A piece of software designed to protect against malicious software and cyber attacks in general.
What Is Antivirus Software?
Computer viruses have existed almost as long as computers have. At first these pieces of code were created for self-replication and did no harm. Very soon, their purpose has changed. Usually a virus is an executable file or a piece of code that is designed to do malicious things on a computer system. Initially, they were spread mainly through floppy disks, but viruses have really flourished in the era of networked computers.
The first antiviruses appeared almost the same time as the first viruses. The term has evolved over time, along with the programs themselves. Today, we expect anti-virus software to protect our computer systems from viruses, adware and spyware, ransomware and keyloggers, backdoors and rootkits, trojas, worms, dialers, fraud tools, etc., but very often it has the additional functionality of a network firewall, such as protecting us from DDoS attacks, spam, scam and phishing attacks.

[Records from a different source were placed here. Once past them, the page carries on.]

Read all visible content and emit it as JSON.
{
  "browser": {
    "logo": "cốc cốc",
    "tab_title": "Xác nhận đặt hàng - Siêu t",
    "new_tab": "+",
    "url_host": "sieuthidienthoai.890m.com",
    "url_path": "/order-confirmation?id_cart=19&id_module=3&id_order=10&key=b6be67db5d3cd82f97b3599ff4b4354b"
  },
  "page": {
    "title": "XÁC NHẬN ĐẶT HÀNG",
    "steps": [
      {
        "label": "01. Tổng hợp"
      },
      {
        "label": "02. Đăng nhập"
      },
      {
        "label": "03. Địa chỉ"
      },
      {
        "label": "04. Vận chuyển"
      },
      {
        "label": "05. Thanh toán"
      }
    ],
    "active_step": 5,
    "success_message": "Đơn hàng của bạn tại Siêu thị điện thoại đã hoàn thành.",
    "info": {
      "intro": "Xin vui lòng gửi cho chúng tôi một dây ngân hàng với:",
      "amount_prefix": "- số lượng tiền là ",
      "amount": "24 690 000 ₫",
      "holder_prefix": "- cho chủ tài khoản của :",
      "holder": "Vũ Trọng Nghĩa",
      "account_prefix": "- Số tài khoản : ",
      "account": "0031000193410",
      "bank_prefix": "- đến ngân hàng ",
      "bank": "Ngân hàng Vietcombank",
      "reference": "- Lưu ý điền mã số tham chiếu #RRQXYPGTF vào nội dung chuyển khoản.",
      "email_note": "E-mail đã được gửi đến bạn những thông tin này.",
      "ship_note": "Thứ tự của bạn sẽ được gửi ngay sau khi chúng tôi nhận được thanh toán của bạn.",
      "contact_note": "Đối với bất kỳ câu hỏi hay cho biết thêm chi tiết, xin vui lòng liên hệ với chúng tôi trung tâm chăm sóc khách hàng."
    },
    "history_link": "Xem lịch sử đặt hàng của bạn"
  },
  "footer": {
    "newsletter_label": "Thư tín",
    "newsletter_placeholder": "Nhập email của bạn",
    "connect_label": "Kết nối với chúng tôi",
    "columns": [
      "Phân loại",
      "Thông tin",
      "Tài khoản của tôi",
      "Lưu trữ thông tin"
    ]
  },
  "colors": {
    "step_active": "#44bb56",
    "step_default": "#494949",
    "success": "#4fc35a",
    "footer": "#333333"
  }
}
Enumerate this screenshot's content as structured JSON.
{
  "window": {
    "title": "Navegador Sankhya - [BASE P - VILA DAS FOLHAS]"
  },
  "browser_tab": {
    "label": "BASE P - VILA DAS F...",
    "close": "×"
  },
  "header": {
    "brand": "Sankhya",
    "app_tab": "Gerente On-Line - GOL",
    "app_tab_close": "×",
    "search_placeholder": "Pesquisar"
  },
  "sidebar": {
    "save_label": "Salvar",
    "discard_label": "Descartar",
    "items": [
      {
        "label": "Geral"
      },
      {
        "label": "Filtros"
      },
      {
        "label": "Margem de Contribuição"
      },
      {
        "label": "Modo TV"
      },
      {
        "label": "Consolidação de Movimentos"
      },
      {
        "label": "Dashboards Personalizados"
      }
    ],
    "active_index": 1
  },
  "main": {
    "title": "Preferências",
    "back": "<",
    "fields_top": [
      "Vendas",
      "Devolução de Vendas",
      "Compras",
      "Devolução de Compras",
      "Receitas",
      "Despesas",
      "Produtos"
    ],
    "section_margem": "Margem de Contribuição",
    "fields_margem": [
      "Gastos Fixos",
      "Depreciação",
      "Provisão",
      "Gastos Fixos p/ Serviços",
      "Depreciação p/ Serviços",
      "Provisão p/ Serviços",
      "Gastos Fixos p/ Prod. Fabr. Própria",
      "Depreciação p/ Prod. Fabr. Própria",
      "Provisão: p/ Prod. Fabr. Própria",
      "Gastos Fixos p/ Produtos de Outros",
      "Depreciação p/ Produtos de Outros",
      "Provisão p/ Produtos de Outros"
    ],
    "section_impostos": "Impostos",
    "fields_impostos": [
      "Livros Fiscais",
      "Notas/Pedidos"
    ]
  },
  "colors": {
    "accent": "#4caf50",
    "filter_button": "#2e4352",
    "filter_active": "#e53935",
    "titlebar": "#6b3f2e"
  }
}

There are three basic mechanics behind antivirus software workings:
- scanning the computer system for known virus signatures;
- heuristic analysis: scanning for code that looks like known viruses;
- real-time monitoring for suspicious behaviour, such as accessing certain files and registries, changing permissions, copying without user consent and others.

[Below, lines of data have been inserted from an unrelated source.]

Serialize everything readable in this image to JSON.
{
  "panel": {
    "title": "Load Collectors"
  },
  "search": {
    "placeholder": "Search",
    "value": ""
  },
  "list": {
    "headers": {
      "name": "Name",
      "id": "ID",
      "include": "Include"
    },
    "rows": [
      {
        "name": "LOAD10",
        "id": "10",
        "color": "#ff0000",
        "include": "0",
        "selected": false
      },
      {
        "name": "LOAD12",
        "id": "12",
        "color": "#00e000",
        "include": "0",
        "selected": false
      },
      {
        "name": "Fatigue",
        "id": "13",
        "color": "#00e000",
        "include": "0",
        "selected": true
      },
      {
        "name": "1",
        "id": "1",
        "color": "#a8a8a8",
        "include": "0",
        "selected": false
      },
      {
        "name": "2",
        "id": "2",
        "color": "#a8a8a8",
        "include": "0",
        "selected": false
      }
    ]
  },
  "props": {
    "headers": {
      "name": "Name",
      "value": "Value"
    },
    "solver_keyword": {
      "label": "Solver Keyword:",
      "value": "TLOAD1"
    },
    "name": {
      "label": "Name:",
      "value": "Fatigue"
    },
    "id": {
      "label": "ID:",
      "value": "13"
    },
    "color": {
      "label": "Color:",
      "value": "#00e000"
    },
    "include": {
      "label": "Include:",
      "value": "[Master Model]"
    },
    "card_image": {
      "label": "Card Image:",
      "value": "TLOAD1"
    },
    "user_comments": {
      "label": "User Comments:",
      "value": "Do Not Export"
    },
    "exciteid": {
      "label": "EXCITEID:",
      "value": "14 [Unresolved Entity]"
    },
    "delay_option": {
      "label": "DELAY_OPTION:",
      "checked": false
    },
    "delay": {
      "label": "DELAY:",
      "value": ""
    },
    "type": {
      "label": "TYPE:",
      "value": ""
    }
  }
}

However, new tools are emerging every day, the most recent include data mining, sandboxing and many more.
In order for the antivirus software to work its best and keep up with the latest viruses, it has to be regularly updated. Among the established antivirus product vendors one can often find ESET NOD, Norton, Kaspersky, Avast!, McAfee and many more.
A common critique against antivirus software often touches a few key points:
- they impact computer performance;
- they can not possibly provide 100% security, especially against new viruses and 0-day vulnerabilities;
- they may bring a false sense of security to a user, thus leading to non-cautious behaviour;
- they sometimes give false positive results that can disrupt normal operation, delete programs or even damage the operating system.